To answer their question: no, I’m not. That’s not because of arrogance or misplaced optimism, it’s because of something that Baltasar Gracián talks about in The Pocket Oracle and Art of Prudence, a book I read from every morning:
Don’t arouse excessive expectations from the start. Everything initially highly praised is commonly discredited when it subsequently fails to live up to expectation. Reality can never match our expectations, because it’s easy to imagine perfection, and very difficult to achieve it. Imagination weds desire and then conceives things far greater than they actually are… Good beginnings serve to arouse curiosity, not to guarantee the outcome. Things turn out better when the reality exceeds our initial idea and is greater than we anticipated. (Baltasar Gracián)
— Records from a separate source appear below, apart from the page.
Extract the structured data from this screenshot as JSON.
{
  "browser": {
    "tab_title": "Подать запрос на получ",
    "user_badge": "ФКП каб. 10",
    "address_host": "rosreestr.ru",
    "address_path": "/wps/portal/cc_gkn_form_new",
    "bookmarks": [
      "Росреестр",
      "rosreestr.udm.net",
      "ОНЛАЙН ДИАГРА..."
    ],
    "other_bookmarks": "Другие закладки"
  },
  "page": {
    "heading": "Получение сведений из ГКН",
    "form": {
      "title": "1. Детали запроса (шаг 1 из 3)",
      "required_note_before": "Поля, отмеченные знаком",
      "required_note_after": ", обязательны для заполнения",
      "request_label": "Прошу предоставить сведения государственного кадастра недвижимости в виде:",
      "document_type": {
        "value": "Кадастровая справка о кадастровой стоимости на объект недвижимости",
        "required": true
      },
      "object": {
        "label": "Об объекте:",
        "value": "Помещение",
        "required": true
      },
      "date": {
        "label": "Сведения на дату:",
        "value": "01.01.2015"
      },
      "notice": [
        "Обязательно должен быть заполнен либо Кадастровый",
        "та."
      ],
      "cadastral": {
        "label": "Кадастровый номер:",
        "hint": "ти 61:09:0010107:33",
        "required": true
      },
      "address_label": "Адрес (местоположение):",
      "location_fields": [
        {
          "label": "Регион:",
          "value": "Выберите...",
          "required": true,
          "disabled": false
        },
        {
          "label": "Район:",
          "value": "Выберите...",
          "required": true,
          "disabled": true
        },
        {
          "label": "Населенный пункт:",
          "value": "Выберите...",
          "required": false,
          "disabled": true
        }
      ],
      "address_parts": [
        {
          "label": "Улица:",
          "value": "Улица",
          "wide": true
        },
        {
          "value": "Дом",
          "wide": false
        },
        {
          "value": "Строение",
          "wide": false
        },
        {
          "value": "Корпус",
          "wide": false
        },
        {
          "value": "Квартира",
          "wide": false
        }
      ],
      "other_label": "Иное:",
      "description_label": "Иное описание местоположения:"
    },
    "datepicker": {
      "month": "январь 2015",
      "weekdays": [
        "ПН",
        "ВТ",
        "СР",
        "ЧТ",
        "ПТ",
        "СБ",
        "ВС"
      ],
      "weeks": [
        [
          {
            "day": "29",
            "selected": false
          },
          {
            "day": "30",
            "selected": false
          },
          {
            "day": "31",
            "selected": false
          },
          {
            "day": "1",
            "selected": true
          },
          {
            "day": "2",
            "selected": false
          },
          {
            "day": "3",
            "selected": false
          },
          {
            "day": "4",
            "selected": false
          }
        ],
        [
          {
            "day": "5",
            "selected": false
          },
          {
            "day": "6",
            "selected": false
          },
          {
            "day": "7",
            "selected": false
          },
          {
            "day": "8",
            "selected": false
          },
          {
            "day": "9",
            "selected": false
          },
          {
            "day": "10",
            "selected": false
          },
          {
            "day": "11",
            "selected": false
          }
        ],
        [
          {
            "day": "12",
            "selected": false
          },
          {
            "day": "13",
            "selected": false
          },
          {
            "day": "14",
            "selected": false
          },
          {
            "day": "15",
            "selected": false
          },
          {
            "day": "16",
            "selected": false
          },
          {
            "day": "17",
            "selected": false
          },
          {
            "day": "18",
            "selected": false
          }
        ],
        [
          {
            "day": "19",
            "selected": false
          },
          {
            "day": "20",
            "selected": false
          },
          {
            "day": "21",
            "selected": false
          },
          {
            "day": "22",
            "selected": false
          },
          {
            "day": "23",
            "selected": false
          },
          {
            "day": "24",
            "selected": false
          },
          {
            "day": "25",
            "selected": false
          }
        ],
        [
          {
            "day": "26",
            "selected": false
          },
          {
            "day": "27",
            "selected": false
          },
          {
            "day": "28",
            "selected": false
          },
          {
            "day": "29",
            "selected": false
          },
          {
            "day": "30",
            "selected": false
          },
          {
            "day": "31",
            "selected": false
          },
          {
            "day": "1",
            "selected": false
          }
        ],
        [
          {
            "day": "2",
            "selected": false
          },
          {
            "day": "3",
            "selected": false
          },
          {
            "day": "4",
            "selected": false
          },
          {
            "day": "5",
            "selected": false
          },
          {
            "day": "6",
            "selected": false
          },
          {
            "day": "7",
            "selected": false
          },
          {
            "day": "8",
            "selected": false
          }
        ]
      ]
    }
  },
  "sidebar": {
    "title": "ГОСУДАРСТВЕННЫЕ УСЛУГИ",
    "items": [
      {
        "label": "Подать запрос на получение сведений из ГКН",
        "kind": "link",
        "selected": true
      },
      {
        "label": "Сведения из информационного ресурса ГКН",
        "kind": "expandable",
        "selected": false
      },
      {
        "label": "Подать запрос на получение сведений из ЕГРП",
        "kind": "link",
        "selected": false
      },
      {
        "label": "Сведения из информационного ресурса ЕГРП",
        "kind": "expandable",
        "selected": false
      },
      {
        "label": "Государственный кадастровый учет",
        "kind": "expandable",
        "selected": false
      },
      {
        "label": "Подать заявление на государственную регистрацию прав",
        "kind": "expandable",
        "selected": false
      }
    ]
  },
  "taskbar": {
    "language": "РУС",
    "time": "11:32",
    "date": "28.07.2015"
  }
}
I think we could sum that up with ‘managing expectations’. It’s kind of the opposite of Silicon Valley hype, and useful when you’re developing a product for the long-term.
Talking of Silicon Valley, let’s have a quick look at what Twitter looked like when it launched (start at 09:05):
They were testing a value proposition, something like: “Do people want to tell the world what they’re up to in text-message sized updates?”
The answer, of course, turned out to be in the affirmative. But it took a while. I joined Twitter in February 2007, a few months after it launched. I loved it and, as I was teaching at the time, ran Twitter workshops for my colleagues. Most of them appreciated my enthusiasm, but didn’t think it would catch on.
Twitter took about five years to go mainstream. Here’s a potted history of that time period from the Buffer blog:
- July 2006: ‘Twttr’ is available to the public
- October 2006: Sign up for Twitter without your phone number
- May 2007: You can block others and Twitter gets a mobile site
- May 2007: Twitter gets an @replies column
- August 2007: Twitter Profile Search goes live
- September 2007: Tracking Twitter alias #Hashtags goes live
- September 2008: Twitter gets Trending Topics
- March 2009: Twitter introduces “Suggested Users”
- October 2009: Twitter launches Twitter Lists
- November 2009: Twitter unveils the new native RT function
- March 2010: You can now add your location to your Tweets
- April 2010: Twitter launches “Promoted Tweets”
- September 2010: Twitter introduces the “New Twitter”
- June 2011: Twitter launches its own link shortening service
So let’s just stand back and look at this for a moment. The functionality that we would say was pretty core to Twitter took a good while to roll out. Another interesting fact, not really highlighted in the Buffer post, is that many of these involved Twitter responding to what users were doing or had invented.
For example, people were using ‘RT’ to manually retweet posts way before November 2009. Meanwhile, hashtags were an invention of Chris Messina, and initially rejected by Twitter as too nerdy. Users who like what you’re trying to achieve will help you reach that goal.
Before Twitter became a publicly-traded company in 2013 it was much more focused on the ecosystem it was creating. One of the best things about early Twitter was that there was a huge range of clients you could use to access the service. In fact, the ‘pull-to-refresh‘ functionality that’s in almost every mobile app these days was invented by a third-party Twitter client.
Returning to MoodleNet, the reason it’s taken a year to get to this point is because of all of the preparation we’ve done, and all of the other kinds of testing we’ve done up to this point. So this is just the next step in a long journey.
Our value proposition is: “Do educators want to join communities to curate collections of resources?” The answer might be negative. In that case, we’ll go back to the drawing board. My hunch, though, borne out through tens of hours of conversation and experimentation, is that there’s something in this, and it’s worth pursuing.
All in all, I’m excited about this next step and looking forward to getting user feedback on the fantastic work my team have done.